Product Backlog. W końcu nikt tak jak on nie zna się na analizie potrzeb organizacji (po co robi oprogramowanie, w czym to pomoże, czy pomoże, co by się przydało). To szczególnie ważne, kiedy robimy projekt zewnętrzny i musimy się wczuć w potrzeby innej organizacji. Łatwiej robić dla siebie (produkt wewnętrzny) lub produkt z półki, gdzie dobrze sprawdzi się Product Owner. Do backlogu wpadają też funkcje po ocenie i walidacji rozwiązania, kiedy zostaną dostrzeżone sposoby na lepsze zapewnienie osiągnięcia wyznaczonych celów.

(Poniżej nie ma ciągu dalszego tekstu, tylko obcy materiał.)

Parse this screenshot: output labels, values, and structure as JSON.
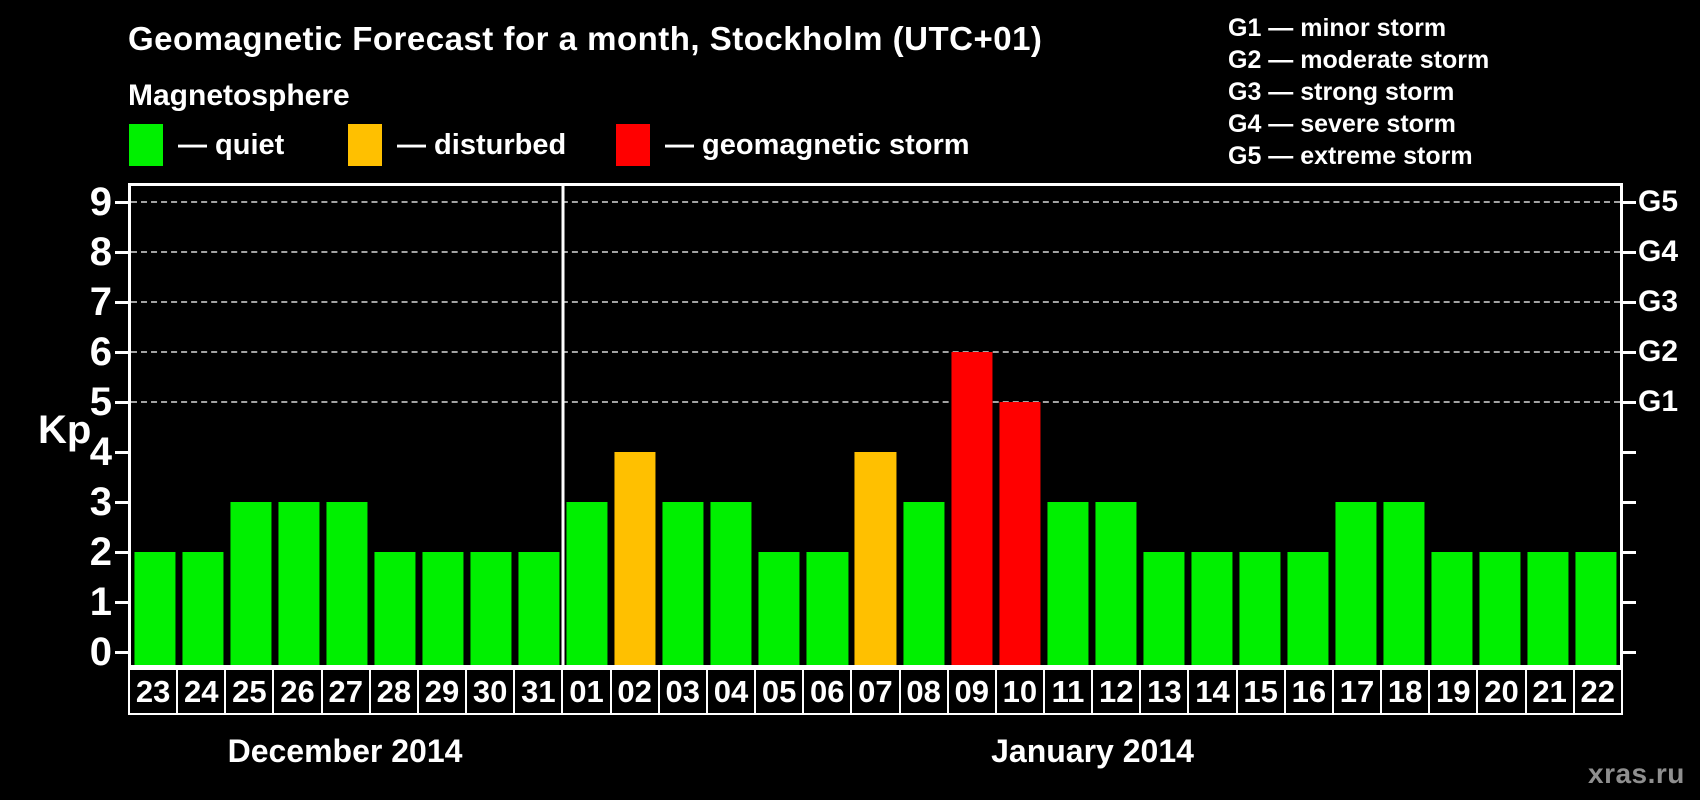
{
  "header": {
    "title": "Geomagnetic Forecast for a month, Stockholm (UTC+01)",
    "legend_heading": "Magnetosphere",
    "legend_items": [
      {
        "name": "quiet",
        "label": "— quiet",
        "color": "#00f000"
      },
      {
        "name": "disturbed",
        "label": "— disturbed",
        "color": "#ffc000"
      },
      {
        "name": "storm",
        "label": "— geomagnetic storm",
        "color": "#ff0000"
      }
    ],
    "g_scale_legend": [
      "G1 — minor storm",
      "G2 — moderate storm",
      "G3 — strong storm",
      "G4 — severe storm",
      "G5 — extreme storm"
    ]
  },
  "watermark": "xras.ru",
  "colors": {
    "quiet": "#00f000",
    "disturbed": "#ffc000",
    "storm": "#ff0000",
    "background": "#000000",
    "axis": "#ffffff",
    "gridline": "#a3a3a3",
    "watermark_text": "#8f8f8f"
  },
  "chart_data": {
    "type": "bar",
    "title": "Geomagnetic Forecast for a month, Stockholm (UTC+01)",
    "xlabel": "",
    "ylabel": "Kp",
    "ylim": [
      0,
      9
    ],
    "y_ticks": [
      0,
      1,
      2,
      3,
      4,
      5,
      6,
      7,
      8,
      9
    ],
    "gridlines_kp": [
      5,
      6,
      7,
      8,
      9
    ],
    "grid": "dashed horizontal lines at storm levels only",
    "legend_position": "top-left",
    "right_axis_labels": [
      {
        "kp": 5,
        "label": "G1"
      },
      {
        "kp": 6,
        "label": "G2"
      },
      {
        "kp": 7,
        "label": "G3"
      },
      {
        "kp": 8,
        "label": "G4"
      },
      {
        "kp": 9,
        "label": "G5"
      }
    ],
    "months": [
      {
        "label": "December 2014",
        "day_count": 9
      },
      {
        "label": "January 2014",
        "day_count": 22
      }
    ],
    "categories": [
      "23",
      "24",
      "25",
      "26",
      "27",
      "28",
      "29",
      "30",
      "31",
      "01",
      "02",
      "03",
      "04",
      "05",
      "06",
      "07",
      "08",
      "09",
      "10",
      "11",
      "12",
      "13",
      "14",
      "15",
      "16",
      "17",
      "18",
      "19",
      "20",
      "21",
      "22"
    ],
    "values": [
      2,
      2,
      3,
      3,
      3,
      2,
      2,
      2,
      2,
      3,
      4,
      3,
      3,
      2,
      2,
      4,
      3,
      6,
      5,
      3,
      3,
      2,
      2,
      2,
      2,
      3,
      3,
      2,
      2,
      2,
      2
    ],
    "status": [
      "quiet",
      "quiet",
      "quiet",
      "quiet",
      "quiet",
      "quiet",
      "quiet",
      "quiet",
      "quiet",
      "quiet",
      "disturbed",
      "quiet",
      "quiet",
      "quiet",
      "quiet",
      "disturbed",
      "quiet",
      "storm",
      "storm",
      "quiet",
      "quiet",
      "quiet",
      "quiet",
      "quiet",
      "quiet",
      "quiet",
      "quiet",
      "quiet",
      "quiet",
      "quiet",
      "quiet"
    ]
  }
}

Sprint. Podczas sprintu ujawnia się wścibska natura analityka, który drąży temat aktualnie opracowywanych funkcji i każdą historyjkę użytkownika odziera z tajemniczości i niejednoznaczności oraz docieka, co musi robić (i jak?) to coś, żeby zostało entuzjastycznie odebrane (kryteria akceptacji). Różnica z innymi metodykami polega na tym, że tu analityk stawia na bezpośrednią komunikację, nie na dokumenty. Informacje przekazywane zespołowi na częstych spotkaniach Scrumowych.

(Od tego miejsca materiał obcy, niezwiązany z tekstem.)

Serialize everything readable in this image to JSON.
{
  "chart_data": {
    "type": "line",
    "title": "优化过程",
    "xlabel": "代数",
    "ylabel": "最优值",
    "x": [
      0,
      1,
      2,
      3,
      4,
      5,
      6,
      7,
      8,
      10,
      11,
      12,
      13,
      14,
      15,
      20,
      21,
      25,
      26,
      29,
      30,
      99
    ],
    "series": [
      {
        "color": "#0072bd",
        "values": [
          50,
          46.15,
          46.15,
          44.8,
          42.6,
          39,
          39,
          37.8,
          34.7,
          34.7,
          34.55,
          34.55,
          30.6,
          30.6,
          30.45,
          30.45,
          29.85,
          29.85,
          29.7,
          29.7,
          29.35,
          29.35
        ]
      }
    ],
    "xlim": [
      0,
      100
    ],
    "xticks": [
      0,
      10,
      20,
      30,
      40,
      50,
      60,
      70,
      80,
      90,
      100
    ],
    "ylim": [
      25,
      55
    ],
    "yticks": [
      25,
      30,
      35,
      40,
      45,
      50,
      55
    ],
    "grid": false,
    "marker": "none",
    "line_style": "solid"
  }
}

A kiedy ta kombinacja nie działa doskonale…
Bardzo podoba mi się praktyka retrospektyw w Scrumie. Są to spotkania na zakończenie sprintu, na których omawiany jest jego przebieg. Każdy mówi o tym, z czego jest dumny, co go cieszyło, a co boli i podnosi ciśnienie (w negatywnym sensie). Razem szuka się wyjścia, by wszystkim pracowało się sprawniej i żyło lepiej (doskonalenie procesu – piękne słowo).

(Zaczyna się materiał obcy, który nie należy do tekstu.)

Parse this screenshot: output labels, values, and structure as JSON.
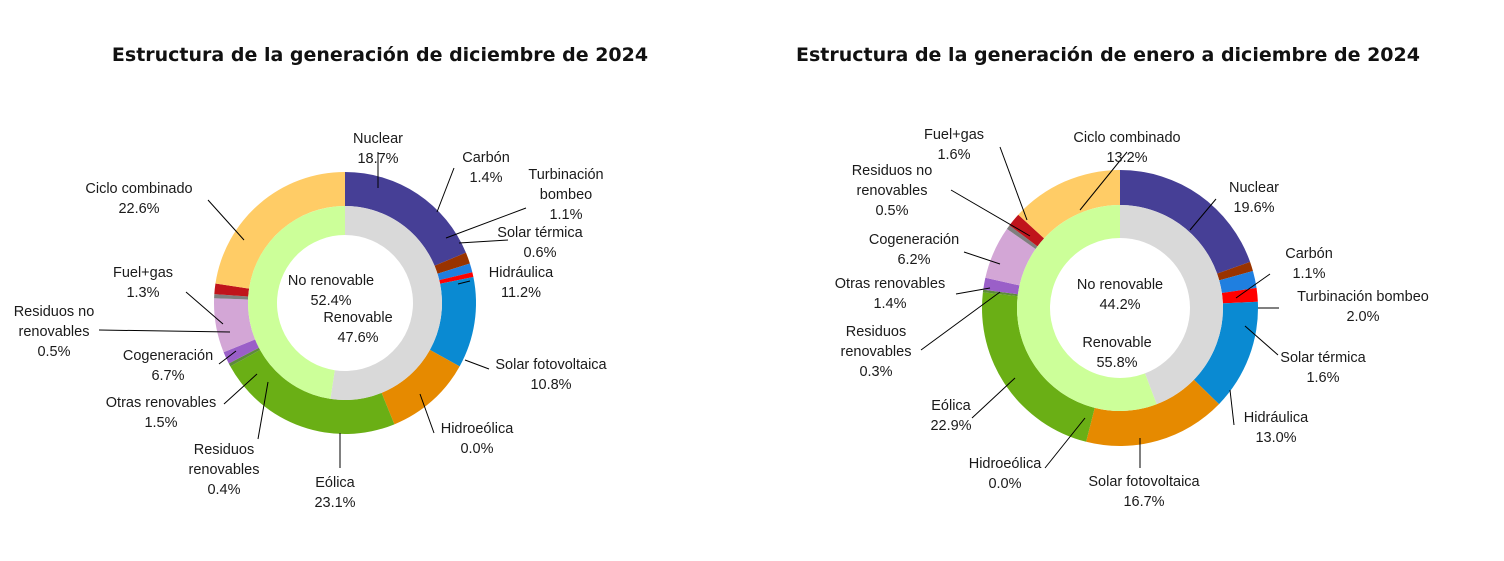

I tak współdziałnie analityka i zespołu pracującego w Scrumie jest nie tylko możliwe, ale także może stać się wspaniałym doświadczeniem (pod względem szybkości dostarczania i jakości produktu).
0 komentarze “Analiza w Scrumie”
Ciekawie piszesz, wiele cech analityka z skorelowanych jest z cechami Product Ownera. W zasadzie można uprościć to jeszcze bardziej i założyć, że analityk w scrumie to jest poprotu PO.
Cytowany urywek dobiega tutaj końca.